Restaurar más que paredes
Así nació su modelo de conservación sostenible en comunidad, que hoy se enseña y replica dentro y fuera de Chile. Restauraron templos como los de Socoroma y Belén con técnicas ancestrales y criterios antisísmicos, pero también han organizado festivales, desarrollado proyectos audiovisuales y levantado escuelas vivas en los mismos pueblos. En lugar de subcontratar empresas externas, impulsaron espacios donde albañiles, agricultores y jóvenes se forman trabajando el adobe, la piedra, la madera y el refuerzo estructural con técnicas aymaras.

Con el tiempo, han ampliado el enfoque hacia otras prácticas como la alimentación, los textiles y las artes visuales, integrando la restauración patrimonial a una visión más amplia de desarrollo local. “Lo más fácil son las cuatro paredes. Lo difícil es responder a la necesidad profunda de una comunidad que quiere seguir siendo comunidad”.

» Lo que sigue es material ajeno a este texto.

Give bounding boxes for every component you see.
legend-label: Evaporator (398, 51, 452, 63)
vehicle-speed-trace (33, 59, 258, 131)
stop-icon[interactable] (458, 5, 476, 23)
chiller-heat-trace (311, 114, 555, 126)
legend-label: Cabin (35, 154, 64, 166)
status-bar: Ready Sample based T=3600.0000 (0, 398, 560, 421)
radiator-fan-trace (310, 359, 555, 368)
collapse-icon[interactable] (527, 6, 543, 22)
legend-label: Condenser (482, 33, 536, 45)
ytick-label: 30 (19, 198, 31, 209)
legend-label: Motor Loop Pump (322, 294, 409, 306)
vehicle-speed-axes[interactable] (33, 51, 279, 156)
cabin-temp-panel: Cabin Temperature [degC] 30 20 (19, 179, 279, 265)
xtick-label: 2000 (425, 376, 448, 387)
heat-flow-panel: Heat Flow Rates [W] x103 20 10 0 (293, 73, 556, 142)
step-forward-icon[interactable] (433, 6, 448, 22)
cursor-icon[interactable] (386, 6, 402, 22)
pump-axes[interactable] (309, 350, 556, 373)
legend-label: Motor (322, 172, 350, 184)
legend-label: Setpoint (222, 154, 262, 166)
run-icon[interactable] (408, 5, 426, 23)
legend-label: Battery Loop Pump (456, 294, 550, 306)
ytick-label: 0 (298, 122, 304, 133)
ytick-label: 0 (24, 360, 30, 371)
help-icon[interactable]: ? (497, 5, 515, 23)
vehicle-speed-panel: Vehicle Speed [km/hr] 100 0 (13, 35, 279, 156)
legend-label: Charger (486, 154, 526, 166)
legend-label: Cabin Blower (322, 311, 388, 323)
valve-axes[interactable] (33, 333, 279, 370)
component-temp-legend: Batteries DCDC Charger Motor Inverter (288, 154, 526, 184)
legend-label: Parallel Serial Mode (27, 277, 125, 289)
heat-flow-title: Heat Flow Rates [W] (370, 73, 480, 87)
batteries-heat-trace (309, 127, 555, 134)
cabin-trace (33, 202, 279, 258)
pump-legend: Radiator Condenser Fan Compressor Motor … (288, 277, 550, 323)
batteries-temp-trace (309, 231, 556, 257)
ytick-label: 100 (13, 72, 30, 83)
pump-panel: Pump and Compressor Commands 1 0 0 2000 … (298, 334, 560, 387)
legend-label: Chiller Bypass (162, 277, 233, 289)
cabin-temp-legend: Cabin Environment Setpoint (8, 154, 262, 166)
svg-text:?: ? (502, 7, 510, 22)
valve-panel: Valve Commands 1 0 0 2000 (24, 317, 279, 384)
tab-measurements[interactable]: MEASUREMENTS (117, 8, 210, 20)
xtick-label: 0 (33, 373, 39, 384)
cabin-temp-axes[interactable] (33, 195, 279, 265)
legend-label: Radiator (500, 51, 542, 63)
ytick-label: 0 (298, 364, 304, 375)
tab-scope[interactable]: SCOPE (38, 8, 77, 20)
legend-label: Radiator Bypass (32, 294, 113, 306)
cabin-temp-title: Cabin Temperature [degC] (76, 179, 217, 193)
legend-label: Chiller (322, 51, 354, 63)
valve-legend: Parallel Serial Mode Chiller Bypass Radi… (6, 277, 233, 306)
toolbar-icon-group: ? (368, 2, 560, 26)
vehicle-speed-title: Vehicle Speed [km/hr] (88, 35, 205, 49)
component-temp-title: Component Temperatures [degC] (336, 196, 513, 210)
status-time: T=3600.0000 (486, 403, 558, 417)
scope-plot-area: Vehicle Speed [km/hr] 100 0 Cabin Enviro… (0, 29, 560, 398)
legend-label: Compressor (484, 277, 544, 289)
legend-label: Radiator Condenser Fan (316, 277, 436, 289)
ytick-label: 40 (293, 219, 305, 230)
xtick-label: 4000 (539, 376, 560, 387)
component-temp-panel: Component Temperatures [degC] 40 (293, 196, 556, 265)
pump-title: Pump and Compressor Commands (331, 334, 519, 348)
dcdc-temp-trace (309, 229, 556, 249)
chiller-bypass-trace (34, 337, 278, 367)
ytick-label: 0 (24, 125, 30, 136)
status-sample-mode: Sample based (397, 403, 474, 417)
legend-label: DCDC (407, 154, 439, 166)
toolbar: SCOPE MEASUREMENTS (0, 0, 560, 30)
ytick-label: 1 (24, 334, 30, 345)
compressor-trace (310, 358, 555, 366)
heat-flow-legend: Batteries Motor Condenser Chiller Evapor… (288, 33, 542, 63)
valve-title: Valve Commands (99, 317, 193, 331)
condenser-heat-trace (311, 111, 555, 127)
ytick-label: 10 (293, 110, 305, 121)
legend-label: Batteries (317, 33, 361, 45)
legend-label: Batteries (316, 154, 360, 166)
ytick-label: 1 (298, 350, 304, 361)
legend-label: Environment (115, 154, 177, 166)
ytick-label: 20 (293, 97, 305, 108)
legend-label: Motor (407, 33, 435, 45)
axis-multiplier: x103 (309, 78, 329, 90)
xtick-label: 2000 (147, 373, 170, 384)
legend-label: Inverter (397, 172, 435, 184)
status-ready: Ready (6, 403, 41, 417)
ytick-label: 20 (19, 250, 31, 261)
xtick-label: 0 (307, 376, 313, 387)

Frente a eso, Altiplano ha aprendido a escuchar, a recular cuando se equivoca, a pedir disculpas y a formalizar los compromisos, aunque no siempre en papel: a veces el acuerdo es un rito, una ceremonia. “La comunidad siempre tiene la decisión final. Nosotros sólo acompañamos”, resume.
Geoglifos desprotegidos
“Ese tipo de sitios no tiene muchos resguardos, salvo algunos carteles, y con eso no basta. Se han ido degradando por vehículos que pasan por ahí”, explica Juan Gili, diseñador, magíster en Territorio y Paisaje, y parte del equipo interdisciplinario de la fundación.
A diferencia de otros vestigios arqueológicos, los geoglifos no están construidos, sino excavados: el contraste entre capas de tierra crea la imagen. Por eso, una sola huella puede desdibujar el trazo completo. Desde entonces, la fundación ha trabajado para desarrollar estrategias de protección junto a comunidades locales, apostando por una conservación activa que permita ver sin destruir.
Para ellos, conservar no es encapsular, sino mediar: crear condiciones para que el patrimonio pueda ser visto y comprendido sin ser alterado. En vez de pensar los geoglifos como hitos aislados, proponen abordarlos como parte de un sistema más amplio, que incluye las rutas caravaneras, el paisaje y las lógicas de movilidad ancestral. En lugar de proteger un punto en el mapa, quieren resguardar una trama. Y eso implica, también, cambiar la manera en que miramos el desierto. “Desde el aire, cada vez que levantamos un dron, aparece un geoglifo nuevo. Es un paisaje que sigue hablando.”

El patrimonio se cuida en comunidad
“La protección parte cuando el patrimonio aparece como tema. Y para eso, primero hay que hacerlo visible”, dice Gili.